Was beeinflusst die Wirkung?

Das Setting und die individuelle Konstellation der Person selbst spielen eine große Rolle

WirkungNeben vielen Faktoren, die die Wirkung von Cannabis beeinflussen, ist auch das Setting, nämlich die äußeren Umstände, in denen diese Droge konsumiert wird, ein nicht unwesentliches Kriterium. Selbstverständlich kommt es darüber hinaus immer auf die physische und psychische Konstellation der Person selbst an, die sich zum Konsum von Cannabis entschließt. Denn die Wirkung dieses Rauschmittels kann sehr unterschiedlich ausfallen. Sie reicht vom Ausbruch euphorischer Gefühle bis hin zu lähmender Teilnahmslosigkeit.

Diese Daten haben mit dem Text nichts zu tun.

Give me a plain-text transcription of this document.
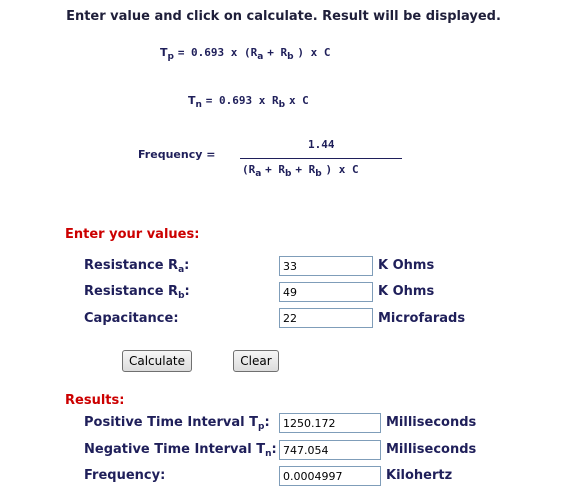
Enter value and click on calculate. Result will be displayed.
$T_p = 0.693$ x ($R_a + R_b$ ) x C
$T_n = 0.693$ x $R_b$ x C
Frequency =
1.44
($R_a + R_b + R_b$ ) x C
Enter your values:
Resistance $R_a$:
33	K Ohms
Resistance $R_b$:
49	K Ohms
Capacitance:
22	Microfarads
Calculate	Clear
Results:
Positive Time Interval $T_p$:
1250.172	Milliseconds
Negative Time Interval $T_n$:
747.054	Milliseconds
Frequency:
0.0004997	Kilohertz
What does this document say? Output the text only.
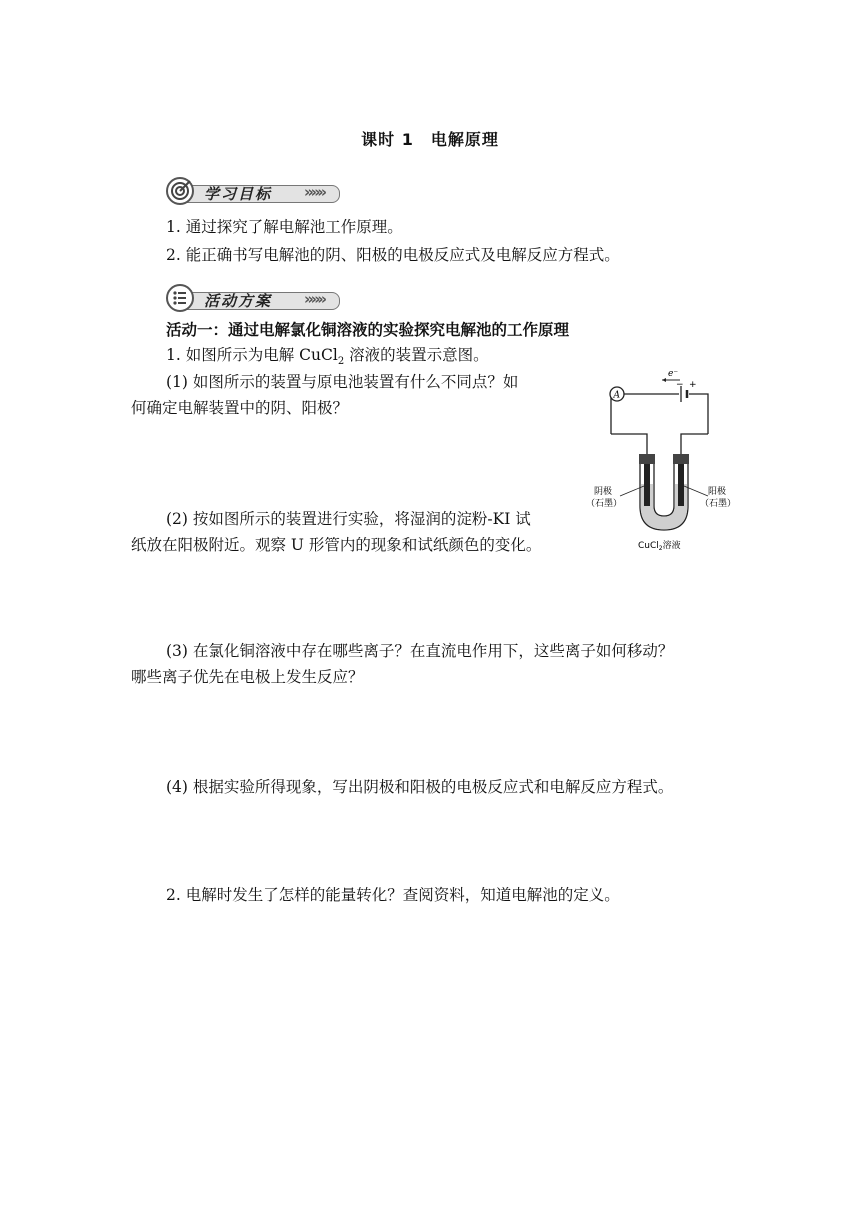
课时 1　电解原理
学习目标 »»»
1. 通过探究了解电解池工作原理。
2. 能正确书写电解池的阴、阳极的电极反应式及电解反应方程式。
活动方案 »»»
活动一：通过电解氯化铜溶液的实验探究电解池的工作原理
1. 如图所示为电解 CuCl$_2$ 溶液的装置示意图。
(1) 如图所示的装置与原电池装置有什么不同点？如
何确定电解装置中的阴、阳极？
(2) 按如图所示的装置进行实验，将湿润的淀粉-KI 试
纸放在阳极附近。观察 U 形管内的现象和试纸颜色的变化。
(3) 在氯化铜溶液中存在哪些离子？在直流电作用下，这些离子如何移动？
哪些离子优先在电极上发生反应？
(4) 根据实验所得现象，写出阴极和阳极的电极反应式和电解反应方程式。
2. 电解时发生了怎样的能量转化？查阅资料，知道电解池的定义。
− +
e⁻
A
阴极
（石墨）
阳极
（石墨）
CuCl$_2$溶液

So können niedrige Dosierungen neben dem Auftreten einer euphorischen Stimmung ebenso beruhigend wirken. Je nach der Konstellation der Person selbst und dem Setting, das sie sich schafft, kann es zu einer gefühlten Steigerung emotionaler Intensität, einem erhöhten Kommunikationsbedürfnis, einem verlangsamten Zeitempfinden sowie einem gesteigerten Appetit kommen. Die Konzentrationsfähigkeit vermindert sich und die Leistungen des Gedächtnisses sowie die Reaktionsfähigkeit werden ebenfalls reduziert. Generell jedoch kann über die Wirkung keine eindeutige Aussage getroffen werden, da es, neben vielen anderen Gegebenheiten, auch auf die physischen und psychischen Umstände der Person selbst sowie das Setting ankommt.

Welche Komponenten beeinflussen die Wirkung von Cannabis?

Der THC-Gehalt

Der Hauptwirkstoff von Cannabis ist THC, die Abkürzung von Tetrahydrocannabinol. Sein Gehalt ist von Pflanzensorte zu Pflanzensorte unterschiedlich. So beträgt der Anteil von THC der hierzulande gezüchteten Nutzpflanzen zum Beispiel lediglich 1,5 Prozent, während orientalische Varianten meist circa 5 Prozent THC enthalten. Im Gewächshaus herangezogene Pflanzen können sogar bis zu 20 Prozent dieses Wirkstoffes enthalten.

Die Höhe der Dosis

Je höher diese ist, desto mehr können negativ empfundene Wirkungen bei der Person selbst zunehmen.

Die Form des Konsums

Wenn Cannabis als Keks gegessen oder zum Beispiel als Tee getrunken wird, dann stellt sich die Wirkung mit Verzögerung ein. Jedoch wird Cannabis in den meisten Fällen häufig in Verbindung mit Tabak geraucht. Ebenso ist der Einsatz spezieller Rauchgeräte wie der Bong, eine besondere Wasserpfeife, gebräuchlich. Da bei einem solchen Konsum eine große Menge Rauch inhaliert werden kann, ist natürlich die Wirkung von Cannabis auf die Person selbst wesentlich stärker.

Das Setting

Die unmittelbare Umgebung ist von großer Bedeutung. Denn wenn Sie sich zum Konsum an einem sonnigen Tag in einem Ruderboot entschließen, das gemütlich auf einem See vor sich hin dümpelt, dann ist die Wirkung natürlich eine andere als wenn donnernde Bässe das Ambiente beeinflussen.

Die Person selbst

So individuell jeder Mensch ist, so verschieden sind auch die Wirkungen von Cannabis auf den Einzelnen. Neben der Dosis spielt selbstverständlich auch die aktuelle Verfassung der Person selbst sowie das Setting eine große Rolle. Wenn Sie zum Beispiel schlecht gelaunt sind, dann werden Sie durch den Konsum dieses Rauschmittels sicherlich nicht in eine gute Stimmung versetzt, denn Cannabis kann sowohl die gute als auch die schlechte Gemütslage verstärken.

Ausblick

Cannabis darf in Deutschland lediglich zu medizinischen Zwecken ohne strafrechtliche Verfolgung genutzt werden. Denn gemäß §§ 29 ff. des Betäubungsmittelgesetzes sind alle im Zusammenhang mit Cannabis stehenden Aktivitäten zum privaten Gebrauch verboten und bei Zuwiderhandlung strafbar. Jedoch ist aktuell zu beobachten, dass die Zahl der Befürworter, die sich für die Legalisierung des Konsums dieser Pflanze stark machen, zunehmend steigt.